Voluntary wheel running by aging mice.
(A) One week of typical circadian running activity by 12-month old mice (arrowheads indicate midnight). Distances run are expressed as the average per mouse. (B) Circadian running activity by 27-month old mice. (C) Decline with age in the average daily distance run per mouse. Blue diamonds show results for mice that received a wheel at 18-months of age. Red squares show results for mice that received a wheel at 10-months of age (the latter mice were not included in the NMJ analysis). Data represents the mean ± SEM for 3–5 boxes of mice at each time-point.
Figure 7.
Effect of voluntary wheel running upon the aging NMJ.
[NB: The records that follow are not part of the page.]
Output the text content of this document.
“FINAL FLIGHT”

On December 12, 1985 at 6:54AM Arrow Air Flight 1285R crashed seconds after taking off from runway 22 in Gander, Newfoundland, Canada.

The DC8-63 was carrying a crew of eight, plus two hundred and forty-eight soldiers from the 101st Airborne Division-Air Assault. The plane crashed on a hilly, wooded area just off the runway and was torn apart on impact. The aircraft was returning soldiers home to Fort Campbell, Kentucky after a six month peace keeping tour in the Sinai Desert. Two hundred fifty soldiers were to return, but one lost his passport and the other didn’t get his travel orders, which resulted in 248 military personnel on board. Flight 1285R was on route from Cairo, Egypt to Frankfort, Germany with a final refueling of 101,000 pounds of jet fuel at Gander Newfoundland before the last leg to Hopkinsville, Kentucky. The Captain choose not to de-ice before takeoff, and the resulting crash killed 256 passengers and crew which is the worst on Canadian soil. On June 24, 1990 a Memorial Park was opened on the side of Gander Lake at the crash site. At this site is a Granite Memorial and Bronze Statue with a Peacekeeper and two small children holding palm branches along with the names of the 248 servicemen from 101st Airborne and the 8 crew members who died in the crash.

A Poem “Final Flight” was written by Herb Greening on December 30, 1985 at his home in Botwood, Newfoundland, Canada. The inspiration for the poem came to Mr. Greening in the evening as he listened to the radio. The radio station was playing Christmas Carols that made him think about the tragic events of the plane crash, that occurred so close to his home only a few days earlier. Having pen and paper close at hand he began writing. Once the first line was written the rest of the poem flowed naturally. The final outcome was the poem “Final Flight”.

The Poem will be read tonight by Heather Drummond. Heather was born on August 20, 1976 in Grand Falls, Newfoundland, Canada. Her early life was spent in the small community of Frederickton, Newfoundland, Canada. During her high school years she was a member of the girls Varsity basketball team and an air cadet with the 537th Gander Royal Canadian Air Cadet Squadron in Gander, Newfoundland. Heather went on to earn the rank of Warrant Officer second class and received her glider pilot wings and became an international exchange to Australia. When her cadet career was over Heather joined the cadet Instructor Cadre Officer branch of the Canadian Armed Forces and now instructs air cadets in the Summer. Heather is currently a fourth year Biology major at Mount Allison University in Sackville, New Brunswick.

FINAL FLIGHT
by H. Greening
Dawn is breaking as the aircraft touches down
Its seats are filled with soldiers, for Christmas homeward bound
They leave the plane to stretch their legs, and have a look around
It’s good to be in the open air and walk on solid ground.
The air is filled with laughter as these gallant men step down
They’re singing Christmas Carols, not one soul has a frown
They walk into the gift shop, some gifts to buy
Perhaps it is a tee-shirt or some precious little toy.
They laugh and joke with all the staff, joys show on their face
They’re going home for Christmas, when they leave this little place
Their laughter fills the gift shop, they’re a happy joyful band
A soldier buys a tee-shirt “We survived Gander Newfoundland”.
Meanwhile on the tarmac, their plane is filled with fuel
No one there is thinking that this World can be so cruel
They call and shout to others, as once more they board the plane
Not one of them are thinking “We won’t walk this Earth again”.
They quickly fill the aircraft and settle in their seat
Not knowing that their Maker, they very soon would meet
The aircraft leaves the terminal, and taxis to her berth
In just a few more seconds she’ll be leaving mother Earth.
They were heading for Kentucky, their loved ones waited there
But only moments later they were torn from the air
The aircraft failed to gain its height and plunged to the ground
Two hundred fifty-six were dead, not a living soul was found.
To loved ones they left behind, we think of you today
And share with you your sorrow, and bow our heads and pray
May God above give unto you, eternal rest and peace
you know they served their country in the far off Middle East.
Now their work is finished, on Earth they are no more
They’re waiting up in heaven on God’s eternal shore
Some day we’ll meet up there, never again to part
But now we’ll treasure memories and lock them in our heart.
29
(A & B) Sample endplate from a 25-month old sedentary mouse (A) and from a 25-month old mouse provided with a running wheel from 21-months of age onward (B). Red fluorescence shows AChRs, green fluorescence shows nerve staining and white pixels indicate the area of overlap. Scale bar = 10 µm. (C) The effect of wheel running upon the area of nerve terminal synaptophysin for mice analyzed at 25- and 28months of age (Nerve area). (D) The effect of wheel running upon the area of overlap between AChR and synaptophysin staining. (E) The effect of wheel running upon the area of endplate AChRs. (F) Wheel running did not significantly alter the percentage of endplates composed of five or more AChR clusters (fragmented endplates). Data represent the mean ± SEM (n = 4 control mice, n = 5 wheel mice; P<0.05, unpaired 2-sided Student t-test). The horizontal dashed line in panels C–F shows the mean value for 19-month old mice that did not have access to a wheel (data replotted from Figs. 2 and 5A).